The merger of Terry White Group and Chemmart will see the rise of a new, giant pharmacy network with a frontline professional service focus, says Terry White Group CEO Anthony White.
Last week it was announced that the two would merge to form a retail pharmacy network with a combined retail turnover of $2 billion and around 500 pharmacies.
The proposed merger is subject to Terry White Group Limited shareholder approval and will be put to a vote at an Extraordinary General Meeting planned for late September 2016.
Terry White and Chemplus merged in May 2015, and around 15 Chemplus pharmacies have converted to the Terry White brand, White told the AJP.
When asked how the new network will be placed to offer an alternative to discount models, White said that in recent years, there has been a focus on repositioning the Terry White Chemists brand to represent “real value for money and front line health services to increase our competitiveness in the market”.
The merger will allow the group to leverage significant scale advantages to be “far more competitive,” he says.
“Throughout this process, it has been paramount to us to build up the front line health offering and this will be a key focus for the merged group,” White says.
“We are all health-focused community pharmacy networks, committed to deliver very high levels of customer service and trusted prices.
“As a combined group, we plan on capitalising on our strengths around best access to front line health services and great value for money.”
The group aims to become the choice for Australian consumers for health and the delivery of front line health services,” White says.
“The large majority of the pharmacies incorporate a clinic room to provide strong levels of front line health support like our flu vaccination event.
“We believe there will be many opportunities for the combined network to develop new partnerships and build upon the best of what each of the respective networks has been delivering in health and health services to expand the role of our pharmacies in the broader healthcare industry.
“In doing so, we hope to help address the growing gap in chronic care management in Australia and deliver a highly accessible and convenient alternative for our customers.”
Pharmacy Guild executive director David Quilty told SmartCompany that the merger “shouldn’t have much of an impact” on small pharmacies, highlighting that the Terry White Group alone includes more than 200 individually owned pharmacies.
How the new entity will look
Terry White’s network had already expanded with the Chemplus merger, which added 60 Chemplus stores to the 170-strong Terry White network.
White says that last year’s merger with Chemplus has been “a real success story”.
“The integration is proceeding well and has been seamless, with about 15 pharmacies converting to the TWC brand,” he told the AJP.
“We have been able to leverage the complementary strengths of each network to deliver significant benefits to the group including a strengthened foothold in South Australia and increased sales across all categories for our pharmacies.
“We have been able to leverage the scale we achieved through combining the two networks to deliver benefits to consumers including more competitive pricing and expanded product ranges.”
Chemplus, Chemmart and Terry White Pharmacies will continue to operate under their existing brands “for now,” White says.
“One of the key benefits of the merger will be a significant lift in our marketing investment which will allow us to build upon the existing equity and high consumer awareness levels in all three networks to further strengthen our position in the market.

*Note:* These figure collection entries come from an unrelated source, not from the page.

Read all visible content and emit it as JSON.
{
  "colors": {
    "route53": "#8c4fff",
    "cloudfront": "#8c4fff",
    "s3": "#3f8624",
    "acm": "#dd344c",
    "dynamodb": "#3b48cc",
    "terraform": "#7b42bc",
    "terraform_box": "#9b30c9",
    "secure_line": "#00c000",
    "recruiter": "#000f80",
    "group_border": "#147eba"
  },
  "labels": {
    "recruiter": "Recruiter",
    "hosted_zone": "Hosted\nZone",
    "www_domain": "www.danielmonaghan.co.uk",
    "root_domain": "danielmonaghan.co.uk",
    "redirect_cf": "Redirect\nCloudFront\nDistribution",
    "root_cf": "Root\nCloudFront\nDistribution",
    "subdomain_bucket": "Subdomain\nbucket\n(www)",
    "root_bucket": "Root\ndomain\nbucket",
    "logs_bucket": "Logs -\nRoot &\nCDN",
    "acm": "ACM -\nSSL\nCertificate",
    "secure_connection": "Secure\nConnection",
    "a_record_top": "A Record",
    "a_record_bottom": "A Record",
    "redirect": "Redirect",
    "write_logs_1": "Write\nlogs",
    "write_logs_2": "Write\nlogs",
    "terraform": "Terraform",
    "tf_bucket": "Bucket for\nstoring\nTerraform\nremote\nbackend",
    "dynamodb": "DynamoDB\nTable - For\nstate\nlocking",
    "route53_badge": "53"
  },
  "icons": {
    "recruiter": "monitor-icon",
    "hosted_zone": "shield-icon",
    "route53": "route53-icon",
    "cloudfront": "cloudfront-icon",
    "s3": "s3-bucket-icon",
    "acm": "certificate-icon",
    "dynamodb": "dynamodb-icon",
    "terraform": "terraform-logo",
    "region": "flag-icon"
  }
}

“We plan on launching a new joint initiative in October to increase the profile of all members within the combined group.
“We will work collaboratively with our pharmacy owners over the coming months to create a strengthened collective group with a renewed marketing strategy.”
White says that the merger will also, hopefully, help members capitalise on opportunities within the pharmacy sector as well as resist some of the challenges.
“Australia’s community pharmacy industry presents a lot of opportunities for future growth including an ageing population, expansion of chronic health conditions, primary health care reform, increased life expectancy and the significant shift in consumers’ interest in health,” he told the AJP.
“As a group, we are excited about the opportunities within our industry and believe we are well placed to capitalise on these key market drivers.
“At the same time, the industry is facing challenges in relation to ongoing PBS reforms and general levels of competitiveness in the sector.
“We have invested significantly in developing a sophisticated retail model for our pharmacists, which has resulted in the group achieving above average retail sales growth, with retail sales now comprising more than half of all network sales.
“This has provided our pharmacy owners with a solid revenue stream to help offset the effects of reform and is something we are committed to focus on into the future for pharmacies within the combined group.”